There are some aspects, however, to consider when situating furnishings near trees and shrubs. Plants are dynamic in the way they change over time, and also in their temporal qualities, which make them unique and compelling landscape elements.

One should be aware of these qualities, and consider the life of a landscape relative to the plant material that is found within it.

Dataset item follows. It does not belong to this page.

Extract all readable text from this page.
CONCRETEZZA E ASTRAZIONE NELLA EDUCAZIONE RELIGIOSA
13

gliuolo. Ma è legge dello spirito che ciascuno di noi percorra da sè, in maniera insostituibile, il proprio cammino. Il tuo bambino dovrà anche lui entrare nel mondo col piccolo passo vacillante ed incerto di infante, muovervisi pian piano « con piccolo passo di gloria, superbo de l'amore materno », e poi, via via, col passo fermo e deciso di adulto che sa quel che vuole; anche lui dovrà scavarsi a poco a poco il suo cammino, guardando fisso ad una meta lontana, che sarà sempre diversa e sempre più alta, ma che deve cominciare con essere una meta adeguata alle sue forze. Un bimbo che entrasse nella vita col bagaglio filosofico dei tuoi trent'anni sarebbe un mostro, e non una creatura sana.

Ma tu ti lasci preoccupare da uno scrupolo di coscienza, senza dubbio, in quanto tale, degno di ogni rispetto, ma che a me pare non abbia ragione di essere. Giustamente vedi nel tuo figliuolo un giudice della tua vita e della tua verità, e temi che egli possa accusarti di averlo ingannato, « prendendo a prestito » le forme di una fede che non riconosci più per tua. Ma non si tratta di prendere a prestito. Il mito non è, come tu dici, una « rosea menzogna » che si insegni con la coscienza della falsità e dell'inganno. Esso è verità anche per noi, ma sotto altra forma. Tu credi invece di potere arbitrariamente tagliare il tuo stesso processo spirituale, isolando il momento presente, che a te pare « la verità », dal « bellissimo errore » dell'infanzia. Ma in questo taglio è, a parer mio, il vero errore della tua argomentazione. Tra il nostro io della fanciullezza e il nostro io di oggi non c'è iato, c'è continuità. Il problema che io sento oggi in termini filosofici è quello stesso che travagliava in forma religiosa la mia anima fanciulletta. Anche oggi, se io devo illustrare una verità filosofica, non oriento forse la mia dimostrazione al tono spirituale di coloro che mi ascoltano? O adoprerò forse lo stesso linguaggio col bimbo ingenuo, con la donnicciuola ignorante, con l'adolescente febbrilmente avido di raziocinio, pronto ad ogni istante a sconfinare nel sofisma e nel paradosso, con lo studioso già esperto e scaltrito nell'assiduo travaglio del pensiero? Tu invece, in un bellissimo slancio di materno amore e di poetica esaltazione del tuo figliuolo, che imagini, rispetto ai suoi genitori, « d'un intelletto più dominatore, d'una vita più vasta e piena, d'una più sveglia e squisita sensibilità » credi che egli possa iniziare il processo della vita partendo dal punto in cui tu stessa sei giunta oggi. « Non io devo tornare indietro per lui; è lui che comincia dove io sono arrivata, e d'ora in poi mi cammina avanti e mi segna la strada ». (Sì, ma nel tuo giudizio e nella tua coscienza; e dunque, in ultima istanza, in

The first question is whether furnishings are to be added to a pre-existing landscape, or if the entire site is to be created from scratch. In the latter case, planting design and furnishing placement can be augmented to adapt to one another in keeping with larger design concepts.

One quality of plants that may impact people's use of furnishings is the bearing of fruit. There are different types of fruit specific to each plant genus. We can organize them as fleshy fruits and dry fruits: fleshy fruits have a crushable exocarp (external membranes) and can be found on Crabapples, Cherries, and Pears; dry fruits have a rigid exocarp and be found on Oaks, Maples, Ash, and Elm.

One suggestion is to avoid placing benches directly under trees that bear fleshy fruit. Once ripe, the fruit can detach from the tree and cover the bench.

The crushed fruit can stain wood bench slats, or create an undesirable surface for people to sit for fear of staining clothes. If such plants are necessary, then the plant should be set back from the bench so that it does not fall within the tree's canopy dripline.

Another suggestion is to avoid placing trash receptacles near areas with high concentrations of dry fruiting plants. One possible consequence could be squirrels, or other foraging animals, invading receptacles while gathering food for the winter.

While it is unlikely that placing a trash receptacle near an oak tree will cause a problem, squirrels are hard-wired to find places with high concentrations of food.

More specifically, avoid placing trash receptacles near clusters of trees that bear abundant acorns, nuts and nutlets. Examples of such plants include Oak, Filbert, Hornbeam, Birch, Sweetgum, Planetree and Hophornbeam.

Just as the proximity of plantings affects the experience of site furnishings, so can site furnishings affect the experience of plantings.

Low shrub and groundcover plants are often planted in larger planting beds. These beds can be walked across in times of high volume pedestrian traffic.

Placing benches at the edges of planting beds can deter people from cutting across by physically blocking pedestrian movement. This technique can be especially useful in plaza applications, where edge seating is desired to look onto the life in the plaza areas. At Daley Plaza in Chicago, Peter Lindsay Schaudt Landscape Architecture Inc. surrounded each planting bed with backless benches to ensure the beds would be protected from pedestrian and vehicular traffic.

Furnishings should support and reinforce the design intentions of a project, which are primarily responsible for determining how people experience and occupy a landscape.

Operating in a supporting role, site furnishings strengthen this intention most effectively when considered from a practical point of view.

People will not use site furnishings, no matter how beautiful, if their placements are not considered practically. Combining practicality with an understanding of how furnishings interact with people, plants, and other furnishings can help produce successful spaces.

Stephen Young is a landscape designer with the office of Peter Lindsay Schaudt Landscape Architecture Inc. in Chicago.